In endemic areas, patients suspected to have hepatitis E undergo biochemical liver function tests to confirm the diagnosis of acute hepatitis (conjugated hyperbilirubinemia, markedly elevated alanine and aspartate aminotransferase levels, and sometimes mildly elevated alkaline phosphatase levels) and serological tests to look for evidence of a recent HEV infection and to exclude an infection with another hepatitis virus. Some patients may need an ultrasound examination to exclude biliary obstruction or liver abscess.
The most commonly used method to detect a recent HEV infection is one of the several available enzyme immunoassays for immunoglobulin M (IgM) anti-HEV antibodies, which appear almost simultaneously with the onset of symptoms and persist for a few months. These assays vary widely in their performance characteristics, but they generally appear to perform better in endemic areas than in nonendemic areas. None of the assays are approved for use in the United States.
In patients with acute hepatitis E in endemic areas, IgM anti-HEV is often accompanied by a high level of IgG anti-HEV, which may out-compete the IgM antibodies in conventional immunoassays. Hence, assays with an IgM capture format have been devised, and these appear to perform better.
The detection of HEV RNA is more specific for HEV infections; however, HEV RNA disappears early in the disease, and the results may be negative by the time the patient presents to a physician. Also, facilities for HEV RNA assays in disease-endemic areas are limited. Anti-HEV IgG has no role in the diagnosis of hepatitis E in endemic areas.
In endemic areas, hepatitis E is generally self-limiting, so only supportive measures for the relief of fever, body aches, vomiting, and so forth are required; no specific treatment is deemed necessary.

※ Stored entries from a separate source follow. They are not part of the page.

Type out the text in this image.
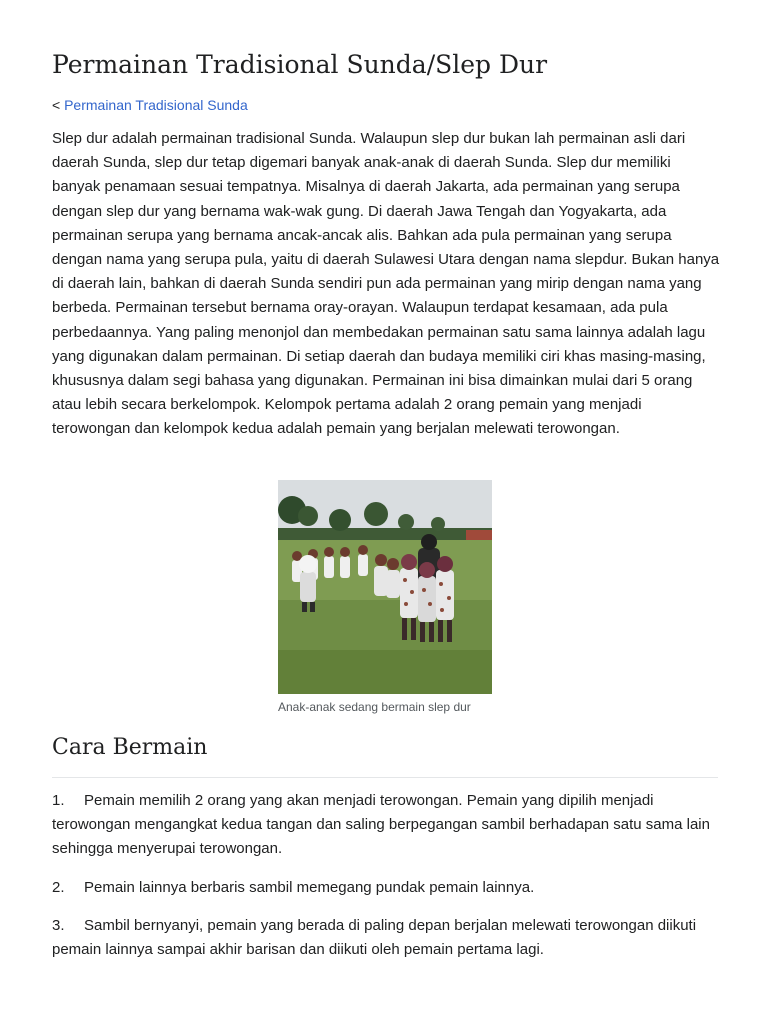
Permainan Tradisional Sunda/Slep Dur
< Permainan Tradisional Sunda

Slep dur adalah permainan tradisional Sunda. Walaupun slep dur bukan lah permainan asli dari daerah Sunda, slep dur tetap digemari banyak anak-anak di daerah Sunda. Slep dur memiliki banyak penamaan sesuai tempatnya. Misalnya di daerah Jakarta, ada permainan yang serupa dengan slep dur yang bernama wak-wak gung. Di daerah Jawa Tengah dan Yogyakarta, ada permainan serupa yang bernama ancak-ancak alis. Bahkan ada pula permainan yang serupa dengan nama yang serupa pula, yaitu di daerah Sulawesi Utara dengan nama slepdur. Bukan hanya di daerah lain, bahkan di daerah Sunda sendiri pun ada permainan yang mirip dengan nama yang berbeda. Permainan tersebut bernama oray-orayan. Walaupun terdapat kesamaan, ada pula perbedaannya. Yang paling menonjol dan membedakan permainan satu sama lainnya adalah lagu yang digunakan dalam permainan. Di setiap daerah dan budaya memiliki ciri khas masing-masing, khususnya dalam segi bahasa yang digunakan. Permainan ini bisa dimainkan mulai dari 5 orang atau lebih secara berkelompok. Kelompok pertama adalah 2 orang pemain yang menjadi terowongan dan kelompok kedua adalah pemain yang berjalan melewati terowongan.

Anak-anak sedang bermain slep dur
Cara Bermain
1. Pemain memilih 2 orang yang akan menjadi terowongan. Pemain yang dipilih menjadi terowongan mengangkat kedua tangan dan saling berpegangan sambil berhadapan satu sama lain sehingga menyerupai terowongan.
2. Pemain lainnya berbaris sambil memegang pundak pemain lainnya.
3. Sambil bernyanyi, pemain yang berada di paling depan berjalan melewati terowongan diikuti pemain lainnya sampai akhir barisan dan diikuti oleh pemain pertama lagi.
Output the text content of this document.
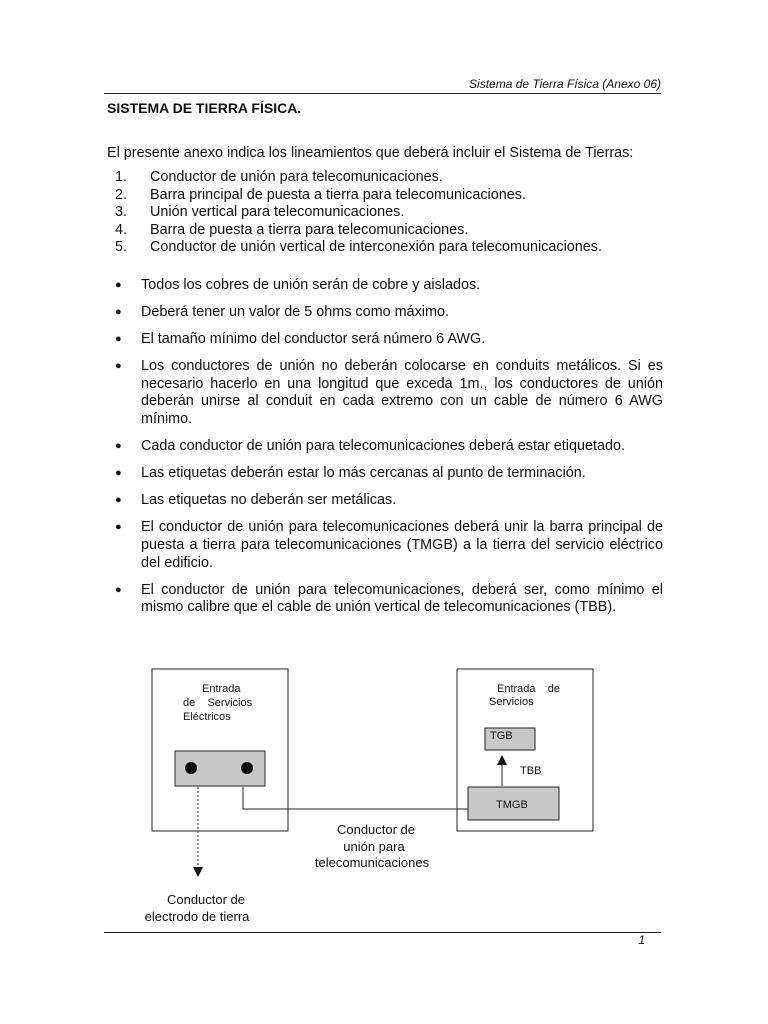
Sistema de Tierra Física (Anexo 06)
SISTEMA DE TIERRA FÍSICA.

El presente anexo indica los lineamientos que deberá incluir el Sistema de Tierras:

1. Conductor de unión para telecomunicaciones.
2. Barra principal de puesta a tierra para telecomunicaciones.
3. Unión vertical para telecomunicaciones.
4. Barra de puesta a tierra para telecomunicaciones.
5. Conductor de unión vertical de interconexión para telecomunicaciones.
● Todos los cobres de unión serán de cobre y aislados.
● Deberá tener un valor de 5 ohms como máximo.
● El tamaño mínimo del conductor será número 6 AWG.
● Los conductores de unión no deberán colocarse en conduits metálicos. Si es necesario hacerlo en una longitud que exceda 1m., los conductores de unión deberán unirse al conduit en cada extremo con un cable de número 6 AWG mínimo.
● Cada conductor de unión para telecomunicaciones deberá estar etiquetado.
● Las etiquetas deberán estar lo más cercanas al punto de terminación.
● Las etiquetas no deberán ser metálicas.
● El conductor de unión para telecomunicaciones deberá unir la barra principal de puesta a tierra para telecomunicaciones (TMGB) a la tierra del servicio eléctrico del edificio.
● El conductor de unión para telecomunicaciones, deberá ser, como mínimo el mismo calibre que el cable de unión vertical de telecomunicaciones (TBB).
Entrada
de    Servicios
Eléctricos
Entrada    de
Servicios
TGB
TBB
TMGB
Conductor de
unión para
telecomunicaciones
Conductor de
electrodo de tierra
1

Whether specific treatment can benefit patients with hepatitis E–related FHF, including pregnant women, or patients with chronic liver disease and HEV superinfections remains unclear because no clinical trials have been performed. The results of successful antiviral therapy using interferon or ribavirin for chronic infections with HEV genotype 3 in nonendemic areas cannot be easily extrapolated to patients in endemic areas for several reasons. These include (1) the short survival duration of patients with FHF (within which the drug must act for it to influence the outcome), (2) the differences in prevalent viral genotypes in endemic areas, (3) the risks associated with the use of these drugs during pregnancy (including the risk to the fetus), and (4) the possibility of the worsening of liver disease with interferon treatment (as is known with other forms of viral hepatitis).
In endemic areas, hepatitis E can be prevented through steps that ensure safe drinking water supplies. Steps directed against zoonotic transmission from pig or deer meat are not of much importance in these areas.
Two subunit vaccines that contain recombinant partial HEV capsid proteins have been shown to prevent hepatitis E.[16, 17] However, several additional pieces of information are needed before these vaccines can be applied for the prevention of hepatitis E in endemic areas: better estimates of the disease burden in various populations, the efficacy and safety of the vaccines in high-risk groups (e.g., pregnant women and patients with liver disease), the efficacy of the vaccines when they are administered after exposure (for outbreak control), the duration of the protection offered, the need for and frequency of boosters, and the cost-benefit ratio of vaccine use.